For English speakers, this growing language diversity creates a challenge, from booking a local hotel in Croatia to looking up facts about a Norwegian brewery. There are very few online English translation tools available for languages that have a small digital footprint. For academic and national security translation needs, as it now stands, analysts often must wade through multilingual content manually.
The research team, including project lead Dr. Kathy McKeown of Columbia University and UMD project lead Dr. Douglas Oard of the UMD College of Information Studies, is tasked with creating a powerful online search engine tool with built-in multilingual-to-English translation. The $13.4M project is funded by the U.S. Intelligence Advanced Research Project Activity (IARPA), which invests in high-risk, high-payoff research that addresses some of the most difficult scientific challenges faced by the U.S. intelligence community.

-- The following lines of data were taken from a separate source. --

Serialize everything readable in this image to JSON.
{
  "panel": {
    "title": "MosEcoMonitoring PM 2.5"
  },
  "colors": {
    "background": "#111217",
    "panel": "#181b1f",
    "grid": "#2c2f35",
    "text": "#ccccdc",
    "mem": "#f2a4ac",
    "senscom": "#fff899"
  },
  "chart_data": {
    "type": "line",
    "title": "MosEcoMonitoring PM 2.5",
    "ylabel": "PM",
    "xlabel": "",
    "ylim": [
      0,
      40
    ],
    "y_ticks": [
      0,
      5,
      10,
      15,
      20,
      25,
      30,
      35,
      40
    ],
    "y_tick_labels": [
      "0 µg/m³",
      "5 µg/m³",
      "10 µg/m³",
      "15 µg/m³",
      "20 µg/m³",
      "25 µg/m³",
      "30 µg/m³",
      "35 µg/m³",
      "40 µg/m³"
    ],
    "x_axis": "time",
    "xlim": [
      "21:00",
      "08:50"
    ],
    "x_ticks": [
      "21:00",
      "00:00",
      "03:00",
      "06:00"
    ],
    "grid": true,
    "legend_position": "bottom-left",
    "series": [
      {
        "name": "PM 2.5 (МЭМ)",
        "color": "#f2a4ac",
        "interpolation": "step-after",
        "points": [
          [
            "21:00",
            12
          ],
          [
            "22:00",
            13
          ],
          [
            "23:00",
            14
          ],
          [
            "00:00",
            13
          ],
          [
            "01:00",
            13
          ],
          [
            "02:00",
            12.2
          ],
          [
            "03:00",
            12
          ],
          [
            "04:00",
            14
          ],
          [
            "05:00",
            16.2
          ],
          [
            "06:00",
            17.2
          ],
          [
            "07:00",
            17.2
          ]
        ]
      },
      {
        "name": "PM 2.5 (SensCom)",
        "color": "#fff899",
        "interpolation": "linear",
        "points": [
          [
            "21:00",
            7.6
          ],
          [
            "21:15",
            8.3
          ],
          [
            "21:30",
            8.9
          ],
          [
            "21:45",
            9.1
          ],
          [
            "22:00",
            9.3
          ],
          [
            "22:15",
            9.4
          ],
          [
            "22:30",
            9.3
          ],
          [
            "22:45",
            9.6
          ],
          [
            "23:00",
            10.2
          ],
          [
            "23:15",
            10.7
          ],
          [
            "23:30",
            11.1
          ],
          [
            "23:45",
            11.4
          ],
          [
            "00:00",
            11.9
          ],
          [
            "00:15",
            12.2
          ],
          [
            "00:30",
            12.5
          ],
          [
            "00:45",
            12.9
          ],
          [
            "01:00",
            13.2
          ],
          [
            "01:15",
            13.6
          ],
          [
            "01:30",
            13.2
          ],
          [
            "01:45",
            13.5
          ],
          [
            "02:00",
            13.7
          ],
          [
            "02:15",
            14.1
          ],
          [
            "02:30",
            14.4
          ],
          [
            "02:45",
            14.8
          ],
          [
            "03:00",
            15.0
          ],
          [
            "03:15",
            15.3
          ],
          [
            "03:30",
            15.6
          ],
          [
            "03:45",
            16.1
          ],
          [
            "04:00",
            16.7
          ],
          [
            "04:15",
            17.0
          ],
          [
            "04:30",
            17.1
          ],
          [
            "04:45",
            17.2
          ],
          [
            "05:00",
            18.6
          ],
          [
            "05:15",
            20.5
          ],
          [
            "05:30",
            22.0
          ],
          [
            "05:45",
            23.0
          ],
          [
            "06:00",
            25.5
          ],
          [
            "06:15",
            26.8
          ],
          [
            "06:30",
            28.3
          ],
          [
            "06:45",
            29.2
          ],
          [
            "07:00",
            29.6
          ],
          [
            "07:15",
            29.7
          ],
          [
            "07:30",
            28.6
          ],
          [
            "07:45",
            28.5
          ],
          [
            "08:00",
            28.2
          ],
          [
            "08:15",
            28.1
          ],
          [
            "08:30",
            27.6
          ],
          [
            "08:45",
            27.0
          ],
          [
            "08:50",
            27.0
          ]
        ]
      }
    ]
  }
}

The system they are building, called SCRIPTS (System for Cross Language Information Processing, Translation and Summarization), uses machine-learning algorithms to sift through large amounts of human language. SCRIPTS incorporates four key areas of language processing into one robust platform: speech recognition, machine translation, cross-language retrieval, and information summarization.
When completed, SCRIPTS will allow users to search through foreign language web content - including videos, news broadcasts, newspapers, social media posts, and text documents - using English search terms. SCRIPTS will also translate search result summaries into English.
Although translation into English is the current focus, the team imagines that future evolutions could be used to translate web content from any language into any language – opening up the web to the 80% of non-English speaking users who have limited web content available in their native language.